Was bedeutet der Deal für die Zusammenarbeit von Polizei und Justiz?
Hier bleiben beide Seiten verhältnismäßig eng zusammen. Die Kooperation britischer Behörden mit den EU-Agenturen Europol und Eurojust soll weiterlaufen. Aber London kann die Regeln für diese Agenturen nicht mehr mitgestalten. Auch gibt es Vorkehrungen für eine enge Zusammenarbeit der britischen Polizei und Justiz mit denen der EU-Staaten. Auf bestimmte EU-Datenbanken haben die Briten künftig keinen Zugriff mehr – etwa das Schengener Informationssystem, das unter anderem zur Fahndung ausgeschriebene Personen speichert. Wohl aber kann das Vereinigte Königreich weiter auf die EU-Datenbank zur Fluggastdaten-Speicherung, auf Fahrzeugregisterdaten oder das EU-Strafregister zugreifen. Auch bei grenzüberschreitenden Gefahren für die Gesundheit – siehe Corona – und dem Austausch geheimer Informationen soll weiter zusammengearbeitet werden.

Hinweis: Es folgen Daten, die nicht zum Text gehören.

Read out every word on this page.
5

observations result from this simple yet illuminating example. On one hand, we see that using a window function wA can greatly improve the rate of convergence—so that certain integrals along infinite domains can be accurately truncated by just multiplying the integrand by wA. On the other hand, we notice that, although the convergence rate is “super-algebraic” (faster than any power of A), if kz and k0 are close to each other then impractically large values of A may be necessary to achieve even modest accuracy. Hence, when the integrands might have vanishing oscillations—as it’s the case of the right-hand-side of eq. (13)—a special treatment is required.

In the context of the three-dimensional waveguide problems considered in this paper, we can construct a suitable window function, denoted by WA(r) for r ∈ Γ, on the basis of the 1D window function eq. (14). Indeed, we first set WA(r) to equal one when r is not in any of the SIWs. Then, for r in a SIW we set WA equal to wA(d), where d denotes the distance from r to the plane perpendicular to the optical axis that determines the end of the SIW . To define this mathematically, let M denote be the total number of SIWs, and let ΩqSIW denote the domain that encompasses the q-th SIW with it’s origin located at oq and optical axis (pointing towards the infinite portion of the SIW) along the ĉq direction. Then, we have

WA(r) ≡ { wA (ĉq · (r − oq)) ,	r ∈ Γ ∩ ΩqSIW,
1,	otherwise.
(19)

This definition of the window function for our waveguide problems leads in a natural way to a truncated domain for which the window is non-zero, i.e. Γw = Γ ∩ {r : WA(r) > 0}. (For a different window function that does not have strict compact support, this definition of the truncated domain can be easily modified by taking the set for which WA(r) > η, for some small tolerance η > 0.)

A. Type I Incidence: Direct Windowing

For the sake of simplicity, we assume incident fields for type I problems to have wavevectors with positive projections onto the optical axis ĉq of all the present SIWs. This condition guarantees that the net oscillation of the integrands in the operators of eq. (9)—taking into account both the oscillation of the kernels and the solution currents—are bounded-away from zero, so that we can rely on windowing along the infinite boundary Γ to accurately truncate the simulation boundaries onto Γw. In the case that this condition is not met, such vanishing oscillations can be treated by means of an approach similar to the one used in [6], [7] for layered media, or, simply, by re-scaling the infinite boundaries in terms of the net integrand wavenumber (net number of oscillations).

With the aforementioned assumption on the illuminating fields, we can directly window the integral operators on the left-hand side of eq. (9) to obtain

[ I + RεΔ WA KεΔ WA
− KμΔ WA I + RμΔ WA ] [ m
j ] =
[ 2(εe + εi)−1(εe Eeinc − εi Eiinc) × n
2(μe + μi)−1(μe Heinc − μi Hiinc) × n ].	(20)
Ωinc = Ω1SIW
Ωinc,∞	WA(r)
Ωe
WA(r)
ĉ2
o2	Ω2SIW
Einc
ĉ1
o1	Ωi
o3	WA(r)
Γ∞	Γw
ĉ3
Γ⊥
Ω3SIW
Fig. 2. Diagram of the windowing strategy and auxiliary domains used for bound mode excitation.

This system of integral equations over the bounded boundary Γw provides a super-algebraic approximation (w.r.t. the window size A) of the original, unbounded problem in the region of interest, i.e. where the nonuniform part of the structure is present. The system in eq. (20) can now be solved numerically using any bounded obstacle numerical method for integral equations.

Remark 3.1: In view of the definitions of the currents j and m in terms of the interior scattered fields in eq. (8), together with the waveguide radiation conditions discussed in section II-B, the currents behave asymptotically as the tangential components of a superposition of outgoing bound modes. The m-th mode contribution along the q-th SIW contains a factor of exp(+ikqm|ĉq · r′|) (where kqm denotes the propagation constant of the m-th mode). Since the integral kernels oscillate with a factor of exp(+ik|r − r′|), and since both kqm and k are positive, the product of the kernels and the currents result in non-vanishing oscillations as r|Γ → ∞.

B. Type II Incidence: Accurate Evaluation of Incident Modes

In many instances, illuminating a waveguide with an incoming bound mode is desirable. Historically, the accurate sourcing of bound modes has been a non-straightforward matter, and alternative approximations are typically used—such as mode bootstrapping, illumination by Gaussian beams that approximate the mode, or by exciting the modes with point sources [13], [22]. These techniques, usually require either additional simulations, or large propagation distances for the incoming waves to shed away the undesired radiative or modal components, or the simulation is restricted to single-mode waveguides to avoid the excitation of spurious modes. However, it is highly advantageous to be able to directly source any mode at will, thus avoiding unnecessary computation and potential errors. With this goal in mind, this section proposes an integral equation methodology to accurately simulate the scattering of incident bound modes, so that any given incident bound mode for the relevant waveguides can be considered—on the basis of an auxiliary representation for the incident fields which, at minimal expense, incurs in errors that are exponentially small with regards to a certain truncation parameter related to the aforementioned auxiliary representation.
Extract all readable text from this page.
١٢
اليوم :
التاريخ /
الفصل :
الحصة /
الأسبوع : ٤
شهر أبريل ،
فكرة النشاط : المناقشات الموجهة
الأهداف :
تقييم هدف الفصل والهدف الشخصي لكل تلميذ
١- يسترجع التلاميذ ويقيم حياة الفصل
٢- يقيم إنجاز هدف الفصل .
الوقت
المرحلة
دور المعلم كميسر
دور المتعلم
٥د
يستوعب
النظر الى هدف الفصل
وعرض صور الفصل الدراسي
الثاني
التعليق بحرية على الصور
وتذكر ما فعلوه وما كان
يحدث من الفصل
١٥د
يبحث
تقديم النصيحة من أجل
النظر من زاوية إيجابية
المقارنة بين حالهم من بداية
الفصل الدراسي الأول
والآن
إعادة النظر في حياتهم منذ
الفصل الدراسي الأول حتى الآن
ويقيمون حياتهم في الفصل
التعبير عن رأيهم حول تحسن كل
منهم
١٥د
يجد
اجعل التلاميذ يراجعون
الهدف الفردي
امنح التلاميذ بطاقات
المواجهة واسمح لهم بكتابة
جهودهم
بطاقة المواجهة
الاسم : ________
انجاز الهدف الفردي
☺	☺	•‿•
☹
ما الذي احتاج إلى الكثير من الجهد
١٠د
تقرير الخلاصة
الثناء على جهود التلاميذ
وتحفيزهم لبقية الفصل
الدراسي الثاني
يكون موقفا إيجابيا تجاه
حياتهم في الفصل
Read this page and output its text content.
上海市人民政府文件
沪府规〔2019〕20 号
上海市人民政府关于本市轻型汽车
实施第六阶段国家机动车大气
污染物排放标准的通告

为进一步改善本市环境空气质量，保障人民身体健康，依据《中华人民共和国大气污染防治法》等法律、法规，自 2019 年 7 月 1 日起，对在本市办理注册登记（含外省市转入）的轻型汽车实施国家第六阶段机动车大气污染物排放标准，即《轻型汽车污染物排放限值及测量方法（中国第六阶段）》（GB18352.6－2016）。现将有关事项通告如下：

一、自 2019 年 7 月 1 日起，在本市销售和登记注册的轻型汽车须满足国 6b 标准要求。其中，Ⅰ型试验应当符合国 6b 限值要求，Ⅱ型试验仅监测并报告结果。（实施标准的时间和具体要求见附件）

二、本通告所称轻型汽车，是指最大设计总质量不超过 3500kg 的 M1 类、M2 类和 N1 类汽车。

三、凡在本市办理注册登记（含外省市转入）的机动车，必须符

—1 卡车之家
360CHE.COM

Welche Bereiche sind nicht im Brexit-Handelspakt geregelt?
Das Thema Außen- und Sicherheitspolitik wurde auf Wunsch der britischen Regierung von den Verhandlungen ausgenommen. „Vom 1. Januar an wird es keinen Rahmen zwischen Großbritannien und der EU geben, um eine koordinierte Antwort auf außenpolitische Herausforderungen zu entwickeln und zu koordinieren“, heißt es in einer Übersicht der EU-Kommission. Das betreffe beispielsweise Sanktionen gegen Einzelpersonen oder die Wirtschaft von Drittstaaten.

Auch die automatische Anerkennung von Berufsabschlüssen fällt weg. Ärzte, Ingenieure, Architekten und viele weitere Berufsgruppen müssen ihre Qualifikation künftig nach den Regeln der einzelnen Länder, in denen sie arbeiten wollen, nachweisen. Am europäischen Erasmus-Programm zum Studentenaustausch wird Großbritannien künftig nicht mehr teilnehmen.